M. D. DROUTSAS : Je voudrais souhaiter la bienvenue à Athènes à M. Vuk Jeremic, ministre serbe des Affaires étrangères et très cher ami.
Malheureusement, j’ai perdu l’occasion d’assister récemment à Belgrade à la cérémonie d’inauguration de la Tour Nebojša où Rigas Féréos fut emprisonné et exécuté. J’ai appris que la cérémonie était exceptionnelle et très émouvante avec la participation de nos deux présidents, M. Papoulias et M. Tadic. Le monument qui a été rénové avec la contribution des deux Etats servira à toujours nous rappeler les relations historiques qui nous unissent, mais aussi notre amitié et notre avenir commun.
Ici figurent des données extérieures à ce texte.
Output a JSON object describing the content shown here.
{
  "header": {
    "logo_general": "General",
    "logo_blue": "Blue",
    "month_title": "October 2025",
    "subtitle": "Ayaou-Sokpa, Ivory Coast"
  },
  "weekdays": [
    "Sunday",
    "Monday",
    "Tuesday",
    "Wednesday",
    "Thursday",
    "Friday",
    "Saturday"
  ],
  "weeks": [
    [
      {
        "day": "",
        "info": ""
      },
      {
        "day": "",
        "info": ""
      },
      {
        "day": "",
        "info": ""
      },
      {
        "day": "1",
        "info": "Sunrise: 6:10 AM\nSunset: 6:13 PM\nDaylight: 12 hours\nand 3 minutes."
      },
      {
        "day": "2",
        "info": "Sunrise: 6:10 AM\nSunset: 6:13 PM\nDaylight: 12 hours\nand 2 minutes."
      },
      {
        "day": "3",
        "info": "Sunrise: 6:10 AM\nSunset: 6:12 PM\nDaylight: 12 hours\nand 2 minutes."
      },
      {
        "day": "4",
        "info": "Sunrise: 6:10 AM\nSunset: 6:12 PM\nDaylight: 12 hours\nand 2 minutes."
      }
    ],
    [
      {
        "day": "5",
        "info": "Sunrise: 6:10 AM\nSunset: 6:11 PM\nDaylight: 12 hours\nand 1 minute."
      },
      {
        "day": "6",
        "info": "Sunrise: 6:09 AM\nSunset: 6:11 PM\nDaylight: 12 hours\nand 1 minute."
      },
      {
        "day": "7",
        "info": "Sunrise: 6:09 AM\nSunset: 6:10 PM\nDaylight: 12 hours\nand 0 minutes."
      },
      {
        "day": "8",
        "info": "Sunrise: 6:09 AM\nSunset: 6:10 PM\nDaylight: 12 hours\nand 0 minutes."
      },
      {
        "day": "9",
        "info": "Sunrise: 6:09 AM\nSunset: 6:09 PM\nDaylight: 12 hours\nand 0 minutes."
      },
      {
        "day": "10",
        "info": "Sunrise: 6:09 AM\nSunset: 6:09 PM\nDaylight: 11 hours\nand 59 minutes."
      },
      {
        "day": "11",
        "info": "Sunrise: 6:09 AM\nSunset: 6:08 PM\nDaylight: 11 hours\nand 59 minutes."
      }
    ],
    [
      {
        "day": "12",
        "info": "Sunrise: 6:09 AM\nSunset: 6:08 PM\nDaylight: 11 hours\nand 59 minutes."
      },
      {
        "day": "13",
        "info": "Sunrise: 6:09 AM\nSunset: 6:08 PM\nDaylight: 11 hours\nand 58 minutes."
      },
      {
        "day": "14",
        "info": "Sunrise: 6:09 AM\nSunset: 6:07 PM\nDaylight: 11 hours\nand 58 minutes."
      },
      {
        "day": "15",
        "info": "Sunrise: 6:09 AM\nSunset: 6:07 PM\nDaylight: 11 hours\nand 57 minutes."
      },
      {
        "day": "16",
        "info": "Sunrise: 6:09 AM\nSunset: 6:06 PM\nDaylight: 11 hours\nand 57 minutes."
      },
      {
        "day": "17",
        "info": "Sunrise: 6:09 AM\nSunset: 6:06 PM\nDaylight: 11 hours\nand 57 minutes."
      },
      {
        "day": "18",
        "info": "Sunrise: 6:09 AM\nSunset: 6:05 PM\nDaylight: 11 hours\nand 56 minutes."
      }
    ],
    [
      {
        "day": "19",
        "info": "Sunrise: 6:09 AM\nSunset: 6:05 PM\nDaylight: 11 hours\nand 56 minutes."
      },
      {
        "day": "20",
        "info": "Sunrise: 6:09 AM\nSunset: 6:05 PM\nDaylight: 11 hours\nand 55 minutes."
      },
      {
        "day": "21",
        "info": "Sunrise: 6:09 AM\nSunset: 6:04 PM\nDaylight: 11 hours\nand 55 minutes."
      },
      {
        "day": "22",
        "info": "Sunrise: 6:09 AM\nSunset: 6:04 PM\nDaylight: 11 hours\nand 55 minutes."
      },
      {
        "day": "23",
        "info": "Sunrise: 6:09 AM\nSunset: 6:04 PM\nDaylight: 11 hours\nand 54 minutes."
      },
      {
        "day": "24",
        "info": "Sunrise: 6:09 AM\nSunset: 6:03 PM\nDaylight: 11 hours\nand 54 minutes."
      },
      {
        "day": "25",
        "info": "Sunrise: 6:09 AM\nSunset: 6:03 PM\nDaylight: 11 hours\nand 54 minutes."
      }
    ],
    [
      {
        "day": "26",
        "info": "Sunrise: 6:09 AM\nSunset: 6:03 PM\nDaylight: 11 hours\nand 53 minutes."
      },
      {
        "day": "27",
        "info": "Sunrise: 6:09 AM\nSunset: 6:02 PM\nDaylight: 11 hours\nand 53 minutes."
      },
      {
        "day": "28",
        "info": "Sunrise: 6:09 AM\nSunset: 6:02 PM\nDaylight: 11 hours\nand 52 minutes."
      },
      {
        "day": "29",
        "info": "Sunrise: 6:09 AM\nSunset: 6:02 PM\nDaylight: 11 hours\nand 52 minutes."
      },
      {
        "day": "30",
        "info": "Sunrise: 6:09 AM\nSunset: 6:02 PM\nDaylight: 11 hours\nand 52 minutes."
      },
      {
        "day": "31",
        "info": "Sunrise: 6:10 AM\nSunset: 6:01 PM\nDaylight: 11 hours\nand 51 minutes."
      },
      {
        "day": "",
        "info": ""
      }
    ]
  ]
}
En ce qui concerne nos relations bilatérales, j’aimerais encore une fois affirmer avec certitude qu'elles sont excellentes et enregistrent une tendance sans cesse haussière. Je me réfèrerais seulement à un domaine, le tourisme, qui est d'actualité, puisque la période touristique vient de commencer en Grèce. Nous constatons avec satisfaction que le nombre de visiteurs de Serbie a augmenté. A cette tendance a contribué bien entendu l'abolition du régime des visas, mais aussi la qualité des services offerts dans notre pays à des prix intéressants.
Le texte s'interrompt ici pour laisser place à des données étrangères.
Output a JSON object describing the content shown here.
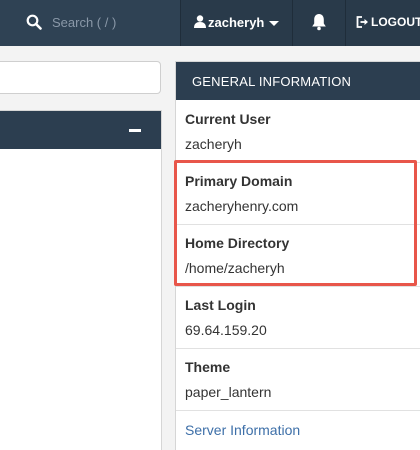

Ces derniers temps, la Serbie a fait des progrès impressionnants dans son cheminement vers l’Union européenne. Nous l’encourageons et la soutenons pour qu’elle suive ce parcours avec le même dynamisme dont elle a fait preuve jusqu’à aujourd’hui et il est important d’avoir des modèles de réussite dans notre région. Ils constituent une motivation pour tous, accélèrent le rythme de tous les pays des Balkans occidentaux, non seulement de la Serbie, vers l'objectif fixé qui, il ne faut pas l'oublier, est commun : l'intégration de la région tout entière à l'Union européenne. La Grèce, comme nous l'avons déjà annoncé, œuvre systématiquement dans ce sens et se prépare dès aujourd'hui à lier sa présidence à l'UE en 2014, comme elle l’avait fait en2003, à la réalisation concrète de cet objectif. A savoir que tous les pays des Balkans occidentaux adhèrent bientôt à l'Union européenne.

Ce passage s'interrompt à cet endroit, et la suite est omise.